Тут только выяснилось, что в этой безумной давке из крутицынского заплечного мешка, вспоротого каким-то вокзальным ловкачом исчезли все вещи и продукты. Хорошо еще, что дорогой сердцу именной револьвер, — как ни просила жена не брать оружия с собой: не ровен час нарвешься на чекистскую проверку, — лежал в боковом кармане старенького, еще Машиного отца, пиджака, вместе с завязанными в крохотный узелок фамильными драгоценностями, количество которых сильно уменьшилось после голодной московской зимы.

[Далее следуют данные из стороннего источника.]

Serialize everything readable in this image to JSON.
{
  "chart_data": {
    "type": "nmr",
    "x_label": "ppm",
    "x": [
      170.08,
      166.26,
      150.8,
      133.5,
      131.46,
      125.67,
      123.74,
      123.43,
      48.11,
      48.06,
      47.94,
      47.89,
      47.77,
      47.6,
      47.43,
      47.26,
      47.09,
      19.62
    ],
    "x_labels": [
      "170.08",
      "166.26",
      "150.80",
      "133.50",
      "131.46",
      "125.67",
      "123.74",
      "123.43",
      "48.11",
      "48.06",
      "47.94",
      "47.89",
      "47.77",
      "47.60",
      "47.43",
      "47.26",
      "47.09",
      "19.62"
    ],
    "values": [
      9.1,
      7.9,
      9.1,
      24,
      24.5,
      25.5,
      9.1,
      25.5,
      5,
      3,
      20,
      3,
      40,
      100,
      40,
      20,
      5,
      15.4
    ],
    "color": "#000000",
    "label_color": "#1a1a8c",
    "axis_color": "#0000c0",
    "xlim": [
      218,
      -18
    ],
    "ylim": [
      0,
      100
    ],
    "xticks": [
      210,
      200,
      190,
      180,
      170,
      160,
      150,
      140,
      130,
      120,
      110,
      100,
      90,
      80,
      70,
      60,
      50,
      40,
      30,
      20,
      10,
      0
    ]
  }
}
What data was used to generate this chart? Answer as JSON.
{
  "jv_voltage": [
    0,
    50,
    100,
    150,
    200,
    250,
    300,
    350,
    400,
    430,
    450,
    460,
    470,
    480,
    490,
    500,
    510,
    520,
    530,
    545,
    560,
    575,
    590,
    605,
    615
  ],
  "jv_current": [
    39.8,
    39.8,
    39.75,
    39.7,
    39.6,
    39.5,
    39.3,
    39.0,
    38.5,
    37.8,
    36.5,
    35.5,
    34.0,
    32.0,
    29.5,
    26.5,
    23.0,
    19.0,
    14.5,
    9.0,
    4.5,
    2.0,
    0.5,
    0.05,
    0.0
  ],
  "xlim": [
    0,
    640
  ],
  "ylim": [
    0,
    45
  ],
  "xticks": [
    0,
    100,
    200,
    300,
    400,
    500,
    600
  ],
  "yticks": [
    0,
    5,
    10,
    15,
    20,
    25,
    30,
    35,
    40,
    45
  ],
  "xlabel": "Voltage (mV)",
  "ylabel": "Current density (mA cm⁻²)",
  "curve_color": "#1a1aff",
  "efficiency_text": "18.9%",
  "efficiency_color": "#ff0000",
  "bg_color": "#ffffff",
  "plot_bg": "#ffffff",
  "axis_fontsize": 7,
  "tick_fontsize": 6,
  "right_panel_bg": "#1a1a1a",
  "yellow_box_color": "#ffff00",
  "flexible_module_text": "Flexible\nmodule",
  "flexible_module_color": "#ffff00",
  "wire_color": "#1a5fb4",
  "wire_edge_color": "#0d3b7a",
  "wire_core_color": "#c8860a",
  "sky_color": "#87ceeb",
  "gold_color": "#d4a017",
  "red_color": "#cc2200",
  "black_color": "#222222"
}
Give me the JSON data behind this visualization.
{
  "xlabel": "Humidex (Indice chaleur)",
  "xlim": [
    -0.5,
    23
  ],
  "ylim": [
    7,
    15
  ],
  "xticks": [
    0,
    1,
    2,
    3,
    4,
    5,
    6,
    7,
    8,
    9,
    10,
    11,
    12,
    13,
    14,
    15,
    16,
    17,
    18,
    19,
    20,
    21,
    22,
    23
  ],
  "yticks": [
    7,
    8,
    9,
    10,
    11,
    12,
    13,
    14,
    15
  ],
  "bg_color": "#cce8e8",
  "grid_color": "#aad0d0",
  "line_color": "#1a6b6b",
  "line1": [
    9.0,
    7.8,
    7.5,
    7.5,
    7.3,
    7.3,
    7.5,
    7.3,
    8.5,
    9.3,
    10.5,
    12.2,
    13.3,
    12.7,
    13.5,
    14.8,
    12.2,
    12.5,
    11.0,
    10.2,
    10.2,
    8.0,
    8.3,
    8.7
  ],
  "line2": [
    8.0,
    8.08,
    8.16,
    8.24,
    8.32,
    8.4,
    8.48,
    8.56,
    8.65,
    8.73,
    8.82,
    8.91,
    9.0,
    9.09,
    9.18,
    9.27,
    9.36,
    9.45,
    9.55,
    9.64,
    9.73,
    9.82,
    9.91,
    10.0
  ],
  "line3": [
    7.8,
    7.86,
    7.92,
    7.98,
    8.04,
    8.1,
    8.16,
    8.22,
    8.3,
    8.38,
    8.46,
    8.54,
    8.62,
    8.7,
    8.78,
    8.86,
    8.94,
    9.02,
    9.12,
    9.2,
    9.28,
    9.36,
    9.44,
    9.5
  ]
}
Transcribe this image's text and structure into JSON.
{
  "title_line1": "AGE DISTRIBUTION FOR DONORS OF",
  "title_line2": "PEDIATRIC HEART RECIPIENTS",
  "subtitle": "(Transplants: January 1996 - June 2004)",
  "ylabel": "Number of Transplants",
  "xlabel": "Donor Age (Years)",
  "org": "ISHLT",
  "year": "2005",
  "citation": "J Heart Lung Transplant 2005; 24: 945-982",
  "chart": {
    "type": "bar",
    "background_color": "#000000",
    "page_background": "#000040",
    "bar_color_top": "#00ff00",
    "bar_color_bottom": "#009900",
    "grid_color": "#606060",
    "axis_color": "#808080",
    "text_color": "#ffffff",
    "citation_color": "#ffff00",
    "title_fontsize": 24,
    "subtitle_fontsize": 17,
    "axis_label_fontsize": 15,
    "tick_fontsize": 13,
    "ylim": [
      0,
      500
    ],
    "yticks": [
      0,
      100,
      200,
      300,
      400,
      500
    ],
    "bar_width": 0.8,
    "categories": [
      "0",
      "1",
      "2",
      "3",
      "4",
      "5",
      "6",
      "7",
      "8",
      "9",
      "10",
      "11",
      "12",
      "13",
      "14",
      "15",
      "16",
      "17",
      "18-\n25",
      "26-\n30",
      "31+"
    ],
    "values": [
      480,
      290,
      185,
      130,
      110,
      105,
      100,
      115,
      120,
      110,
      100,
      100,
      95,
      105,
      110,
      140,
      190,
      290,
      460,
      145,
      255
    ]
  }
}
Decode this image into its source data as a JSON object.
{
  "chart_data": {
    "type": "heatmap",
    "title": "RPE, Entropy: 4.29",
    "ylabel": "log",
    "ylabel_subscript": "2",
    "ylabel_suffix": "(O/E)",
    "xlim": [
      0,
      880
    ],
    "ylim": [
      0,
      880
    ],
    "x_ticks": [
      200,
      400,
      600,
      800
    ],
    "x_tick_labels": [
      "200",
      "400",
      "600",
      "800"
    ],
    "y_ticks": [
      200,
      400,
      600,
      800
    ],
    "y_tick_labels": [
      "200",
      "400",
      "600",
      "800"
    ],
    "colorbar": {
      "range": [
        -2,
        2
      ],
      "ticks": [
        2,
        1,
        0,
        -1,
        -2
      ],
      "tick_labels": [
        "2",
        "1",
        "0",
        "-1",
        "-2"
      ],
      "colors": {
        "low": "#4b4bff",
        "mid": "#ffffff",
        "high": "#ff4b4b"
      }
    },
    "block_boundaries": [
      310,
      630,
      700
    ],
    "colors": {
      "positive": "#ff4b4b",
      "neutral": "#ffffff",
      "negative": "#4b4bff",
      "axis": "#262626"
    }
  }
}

— Зря вы, господин хороший, чужие вещички-то на пол сбросили, — вдруг подал голос тот самый покладистый старичок. Он снял картуз и быстро поскреб заскорузлыми ногтями красную запотевшую лысину. — Хозяин придет, здорово осерчает, — и, наклонившись к самому уху расстроенного пропажей поручика, доверительно прошептал: — Они, судя по всему, из этних… из уголовного элемента будут. Да не одни, а с компанией: в этом же вагоне едут.
— Ничего, папаша, разберемся. Спасибо за сведения, — обозначив губами улыбку, вежливо ответствовал старичку Крутицын.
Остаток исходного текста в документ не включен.